LDRD seminar: Nov. 27
Three Argonne researchers will discuss their Laboratory-Directed Research and Development (LDRD) sponsored work at the LDRD Seminar Series presentation Tuesday, Nov. 27, 2018, at 12:30 p.m. in Building 212, Room A157. All are welcome to attend.
Visit the LDRD website to view upcoming seminars.
“Using Adaptive Optics to Improve Ultracold Atom Transport,” by Assistant Physicist Michael Bishof (PHY)
Laser-trapped, ultracold atoms are used for a myriad of projects spanning basic and applied scientific fields. In the Physics division, we use them to look for physics beyond the standard model, test the fundamental symmetries of nature and understand the properties of unusual nuclei. Often these sensitive experiments require us to transport these atoms over meter-scale distances to isolate them from environmental perturbations. Current techniques to transport atoms over such large distances are cumbersome and inefficient. We have developed a laser-based atom trap using adaptive optics that not only allows us to transport atoms, but also allows us to manipulate the trap in ways that are impossible with traditional optics. Our apparatus will soon be tested using ultracold radium atoms and we expect significant improvements to how efficiently we can transport atoms, resulting in more precise scientific results.
Michael Bishof is an assistant physicist in the Medium Energy Physics group of the Physics division. He works on improving measurements of the 225Ra electric dipole moment and on building a new atom trap trace analysis (ATTA) instrument for Argonne’s TRACER Center. Previously, he was a Director’s Postdoctoral Fellow in the Physics division. Michael earned his Ph.D. from the University of Colorado at Boulder in 2014 under the supervision of Prof. Jun Ye. His work focused on using the precision of atomic clock systems to understand atomic interactions, study many body physics, and create quantum-limited sensors. He also contributed to the most accurate and precise clock ever made.
“Agent-based Modeling for Biological Design and Biosecurity Applications,” by Senior Systems Engineer and Argonne Distinguished Fellow Charles Macal (DIS)
This talk describes an agent-based model that connects simulated gene editing of individual organisms, using techniques such as CRISPR-Cas9 and gene drive, on future generations by modeling population dynamics. We have scoured the scientific literature and connected with leading researchers in the field for the most recent data, which is the basis for a finite state machine description of all possible known outcomes in the gene editing (drive) process. We use multiscale stochastic agent-based simulation to predict the gene editing outcomes at the micro-(individual) level to the macro-(population) level. Although the conceptual modeling framework is applicable to all organisms, this talk focuses on insect disease vector applications. The model could have application in predicting the generational impacts of field experiments in which genetically-modified organisms are released into the environment and mingle with wild populations.
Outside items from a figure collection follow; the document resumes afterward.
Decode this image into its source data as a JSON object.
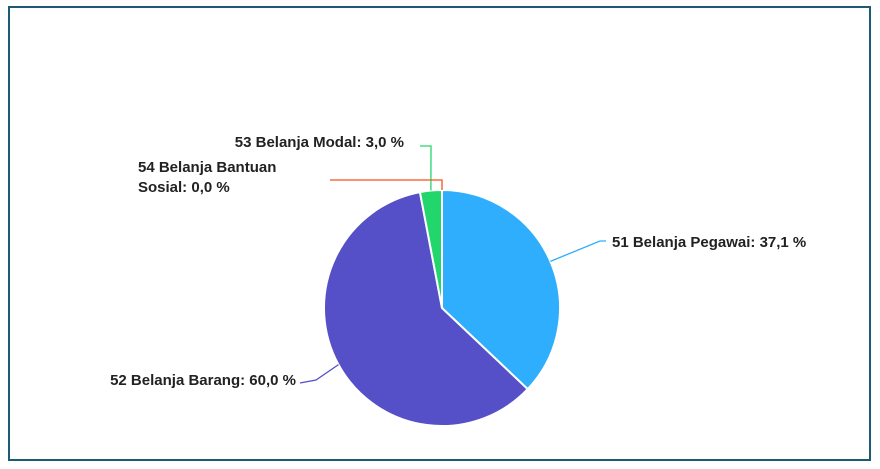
{
  "chart_data": {
    "type": "pie",
    "values": [
      37.1,
      60.0,
      3.0,
      0.0
    ],
    "value_labels": [
      "51 Belanja Pegawai: 37,1 %",
      "52 Belanja Barang: 60,0 %",
      "53 Belanja Modal: 3,0 %",
      "54 Belanja Bantuan Sosial: 0,0 %"
    ],
    "colors": [
      "#2eaefc",
      "#5550c8",
      "#22d66b",
      "#f4511e"
    ]
  }
}
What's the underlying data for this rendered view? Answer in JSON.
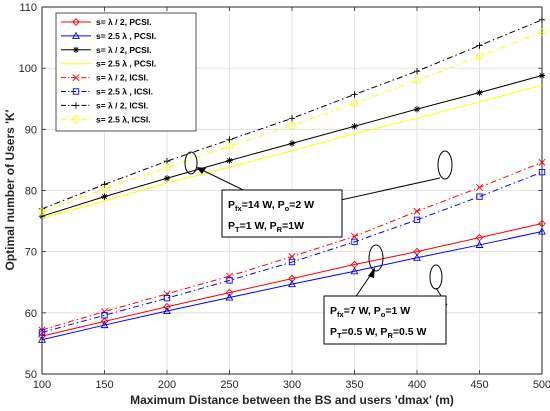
{
  "chart_data": {
    "type": "line",
    "xlabel": "Maximum Distance between the BS and users 'dmax' (m)",
    "ylabel": "Optimal number of Users 'K'",
    "xlim": [
      100,
      500
    ],
    "ylim": [
      50,
      110
    ],
    "xticks": [
      100,
      150,
      200,
      250,
      300,
      350,
      400,
      450,
      500
    ],
    "yticks": [
      50,
      60,
      70,
      80,
      90,
      100,
      110
    ],
    "xtick_labels": [
      "100",
      "150",
      "200",
      "250",
      "300",
      "350",
      "400",
      "450",
      "500"
    ],
    "ytick_labels": [
      "50",
      "60",
      "70",
      "80",
      "90",
      "100",
      "110"
    ],
    "grid": true,
    "legend_position": "top-left",
    "x": [
      100,
      150,
      200,
      250,
      300,
      350,
      400,
      450,
      500
    ],
    "series": [
      {
        "name": "s= λ / 2, PCSI.",
        "color": "#ff0000",
        "dash": "solid",
        "marker": "diamond",
        "values": [
          56.2,
          58.6,
          61.0,
          63.3,
          65.6,
          67.9,
          70.0,
          72.3,
          74.6
        ]
      },
      {
        "name": "s= 2.5 λ , PCSI.",
        "color": "#0000ff",
        "dash": "solid",
        "marker": "triangle",
        "values": [
          55.6,
          58.0,
          60.3,
          62.5,
          64.7,
          66.8,
          69.0,
          71.1,
          73.3
        ]
      },
      {
        "name": "s= λ / 2, PCSI.",
        "color": "#000000",
        "dash": "solid",
        "marker": "star",
        "values": [
          75.8,
          79.0,
          82.0,
          84.9,
          87.7,
          90.5,
          93.3,
          96.0,
          98.8
        ]
      },
      {
        "name": "s= 2.5 λ , PCSI.",
        "color": "#ffff00",
        "dash": "solid",
        "marker": "none",
        "values": [
          75.5,
          78.3,
          81.2,
          83.8,
          86.5,
          89.3,
          91.8,
          94.5,
          97.2
        ]
      },
      {
        "name": "s= λ / 2, ICSI.",
        "color": "#ff0000",
        "dash": "dashdot",
        "marker": "x",
        "values": [
          57.2,
          60.2,
          63.1,
          66.0,
          69.2,
          72.5,
          76.6,
          80.5,
          84.6
        ]
      },
      {
        "name": "s= 2.5 λ , ICSI.",
        "color": "#0000ff",
        "dash": "dashdot",
        "marker": "square",
        "values": [
          56.8,
          59.6,
          62.4,
          65.3,
          68.3,
          71.6,
          75.2,
          79.0,
          83.0
        ]
      },
      {
        "name": "s= λ / 2, ICSI.",
        "color": "#000000",
        "dash": "dashdot",
        "marker": "plus",
        "values": [
          77.0,
          81.0,
          84.8,
          88.3,
          91.8,
          95.7,
          99.5,
          103.7,
          107.9
        ]
      },
      {
        "name": "s= 2.5 λ, ICSI.",
        "color": "#ffff00",
        "dash": "dashdot",
        "marker": "circle",
        "values": [
          76.5,
          80.2,
          83.8,
          87.2,
          90.6,
          94.2,
          98.0,
          101.9,
          105.9
        ]
      }
    ],
    "annotations": [
      {
        "line1_main": "P",
        "line1_sub1": "fx",
        "line1_mid": "=14 W, P",
        "line1_sub2": "o",
        "line1_end": "=2 W",
        "line2_main": "P",
        "line2_sub1": "T",
        "line2_mid": "=1 W, P",
        "line2_sub2": "R",
        "line2_end": "=1W"
      },
      {
        "line1_main": "P",
        "line1_sub1": "fx",
        "line1_mid": "=7 W, P",
        "line1_sub2": "o",
        "line1_end": "=1 W",
        "line2_main": "P",
        "line2_sub1": "T",
        "line2_mid": "=0.5 W, P",
        "line2_sub2": "R",
        "line2_end": "=0.5 W"
      }
    ]
  }
}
During his more than 30 years at Argonne, Charles (Chick) Macal has conducted and directed multidisciplinary systems projects developing innovative computational simulation models in the areas of national security, energy and infrastructure, the environment, and healthcare, including infectious disease models. His work focuses on modeling large-scale social-technical systems, composed of people and their social environment and their interfaces to the technologies they use.
“Computer Vision and Machine Learning for Low-Cost Wide Area Drone Detection with Distributed Urban Sensor Networks,” by Principal Software Engineer Adam Szymanski (SSS)
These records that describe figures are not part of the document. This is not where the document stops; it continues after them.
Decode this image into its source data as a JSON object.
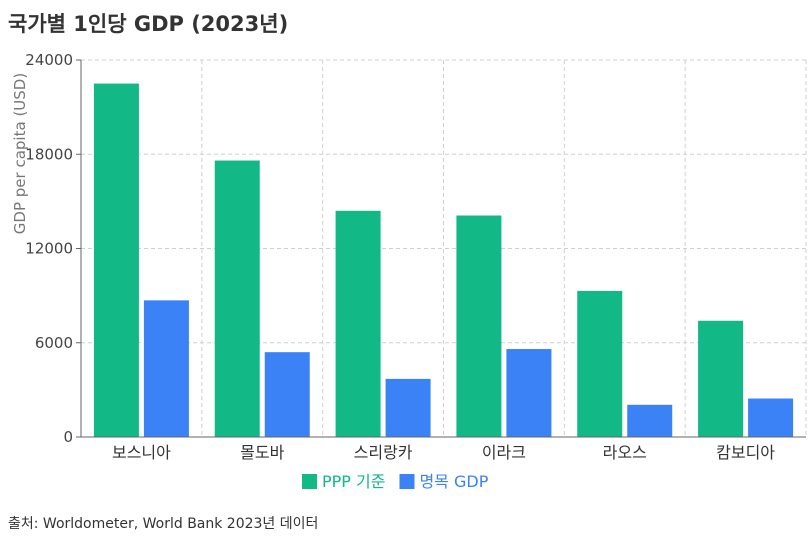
{
  "title": "국가별 1인당 GDP (2023년)",
  "source": "출처: Worldometer, World Bank 2023년 데이터",
  "chart_data": {
    "type": "bar",
    "title": "국가별 1인당 GDP (2023년)",
    "xlabel": "",
    "ylabel": "GDP per capita (USD)",
    "ylim": [
      0,
      24000
    ],
    "yticks": [
      0,
      6000,
      12000,
      18000,
      24000
    ],
    "grid": true,
    "legend_position": "bottom",
    "categories": [
      "보스니아",
      "몰도바",
      "스리랑카",
      "이라크",
      "라오스",
      "캄보디아"
    ],
    "series": [
      {
        "name": "PPP 기준",
        "color": "#12b886",
        "values": [
          22500,
          17600,
          14400,
          14100,
          9300,
          7400
        ]
      },
      {
        "name": "명목 GDP",
        "color": "#3b82f6",
        "values": [
          8700,
          5400,
          3700,
          5600,
          2050,
          2450
        ]
      }
    ]
  }
}
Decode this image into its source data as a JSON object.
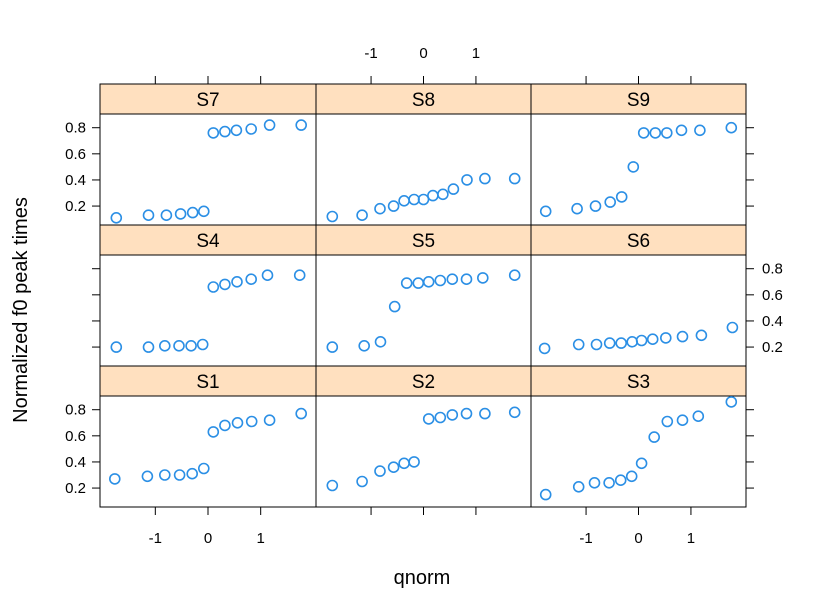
{
  "chart_data": {
    "type": "scatter",
    "xlabel": "qnorm",
    "ylabel": "Normalized f0 peak times",
    "xlim": [
      -2.05,
      2.05
    ],
    "ylim": [
      0.055,
      0.905
    ],
    "x_ticks": [
      -1,
      0,
      1
    ],
    "x_tick_labels": [
      "-1",
      "0",
      "1"
    ],
    "y_ticks": [
      0.2,
      0.4,
      0.6,
      0.8
    ],
    "y_tick_labels": [
      "0.2",
      "0.4",
      "0.6",
      "0.8"
    ],
    "layout": {
      "columns": 3,
      "rows": 3
    },
    "style": {
      "point_color": "#2b8fe5",
      "strip_color": "#ffe0bf",
      "frame_color": "#000000"
    },
    "panels": [
      {
        "label": "S7",
        "x": [
          -1.74,
          -1.13,
          -0.79,
          -0.52,
          -0.29,
          -0.08,
          0.1,
          0.32,
          0.54,
          0.82,
          1.17,
          1.77
        ],
        "y": [
          0.11,
          0.13,
          0.13,
          0.14,
          0.15,
          0.16,
          0.76,
          0.77,
          0.78,
          0.79,
          0.82,
          0.82
        ]
      },
      {
        "label": "S8",
        "x": [
          -1.74,
          -1.17,
          -0.83,
          -0.57,
          -0.37,
          -0.18,
          0.0,
          0.18,
          0.37,
          0.57,
          0.83,
          1.17,
          1.74
        ],
        "y": [
          0.12,
          0.13,
          0.18,
          0.2,
          0.24,
          0.25,
          0.25,
          0.28,
          0.29,
          0.33,
          0.4,
          0.41,
          0.41
        ]
      },
      {
        "label": "S9",
        "x": [
          -1.77,
          -1.17,
          -0.82,
          -0.54,
          -0.32,
          -0.1,
          0.1,
          0.32,
          0.54,
          0.82,
          1.17,
          1.77
        ],
        "y": [
          0.16,
          0.18,
          0.2,
          0.23,
          0.27,
          0.5,
          0.76,
          0.76,
          0.76,
          0.78,
          0.78,
          0.8
        ]
      },
      {
        "label": "S4",
        "x": [
          -1.74,
          -1.13,
          -0.82,
          -0.55,
          -0.32,
          -0.1,
          0.1,
          0.32,
          0.55,
          0.82,
          1.13,
          1.74
        ],
        "y": [
          0.2,
          0.2,
          0.21,
          0.21,
          0.21,
          0.22,
          0.66,
          0.68,
          0.7,
          0.72,
          0.75,
          0.75
        ]
      },
      {
        "label": "S5",
        "x": [
          -1.74,
          -1.13,
          -0.82,
          -0.55,
          -0.32,
          -0.1,
          0.1,
          0.32,
          0.55,
          0.82,
          1.13,
          1.74
        ],
        "y": [
          0.2,
          0.21,
          0.24,
          0.51,
          0.69,
          0.69,
          0.7,
          0.71,
          0.72,
          0.72,
          0.73,
          0.75
        ]
      },
      {
        "label": "S6",
        "x": [
          -1.79,
          -1.14,
          -0.8,
          -0.55,
          -0.33,
          -0.12,
          0.06,
          0.27,
          0.52,
          0.84,
          1.2,
          1.79
        ],
        "y": [
          0.19,
          0.22,
          0.22,
          0.23,
          0.23,
          0.24,
          0.25,
          0.26,
          0.27,
          0.28,
          0.29,
          0.35
        ]
      },
      {
        "label": "S1",
        "x": [
          -1.77,
          -1.15,
          -0.82,
          -0.54,
          -0.3,
          -0.08,
          0.1,
          0.32,
          0.56,
          0.83,
          1.17,
          1.77
        ],
        "y": [
          0.27,
          0.29,
          0.3,
          0.3,
          0.31,
          0.35,
          0.63,
          0.68,
          0.7,
          0.71,
          0.72,
          0.77
        ]
      },
      {
        "label": "S2",
        "x": [
          -1.74,
          -1.17,
          -0.83,
          -0.57,
          -0.37,
          -0.18,
          0.1,
          0.32,
          0.55,
          0.82,
          1.17,
          1.74
        ],
        "y": [
          0.22,
          0.25,
          0.33,
          0.36,
          0.39,
          0.4,
          0.73,
          0.74,
          0.76,
          0.77,
          0.77,
          0.78
        ]
      },
      {
        "label": "S3",
        "x": [
          -1.77,
          -1.14,
          -0.84,
          -0.56,
          -0.34,
          -0.13,
          0.06,
          0.3,
          0.55,
          0.84,
          1.14,
          1.77
        ],
        "y": [
          0.15,
          0.21,
          0.24,
          0.24,
          0.26,
          0.29,
          0.39,
          0.59,
          0.71,
          0.72,
          0.75,
          0.86
        ]
      }
    ]
  }
}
This LDRD was focused on the implementation and demonstration of machine learning algorithms for drone detection using a low-cost sensor network based on the Waggle platform (an Argonne technology). Drone or unmanned aerial system (UAS) detection is a large area of concern for National Security organizations. While a number of systems exist for drone detection, their usage is limited by cost, detection area, sensor type and current regulations. This project attempts to find a solution to some of these limitations through the use of existing urban infrastructure and automated machine learning techniques that can be executed on embedded low-cost platforms. In this presentation I will discuss the machine learning and computer vision methods used as well as the challenges encountered during implementation on this platform.
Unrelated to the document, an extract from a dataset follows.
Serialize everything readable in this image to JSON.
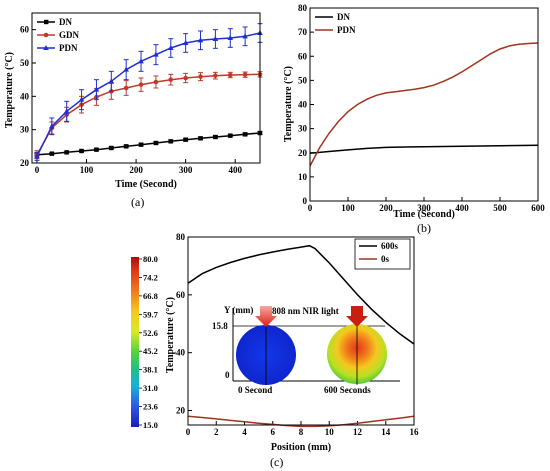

Adam Szymanski is a computer scientist in the Strategic Security Sciences division at Argonne. He works on a variety of modeling and simulation (M&S) projects. He graduated from Carnegie Mellon University with a degree in computer science and robotics and is currently pursuing a masters in analytics at the University of Chicago with an emphasis on advanced computational models including computer vision and machine learning algorithms. Szymanski’s current work involves advanced logistics modeling for the U.S. Transportation Command through the Analysis of Mobility Platforms (AMP) project. He is also the lead principal investigator on a program for the Naval Research Laboratory that focuses on electronic warfare M&S. This project includes both EW system modeling as well as detailed Radio Frequency (RF) propagation modeling in complex environments. Before coming to Argonne, Szymanski spent 10 years at the Naval Research Laboratory working in the EW M&S Branch of the Tactical Electronic Warfare division.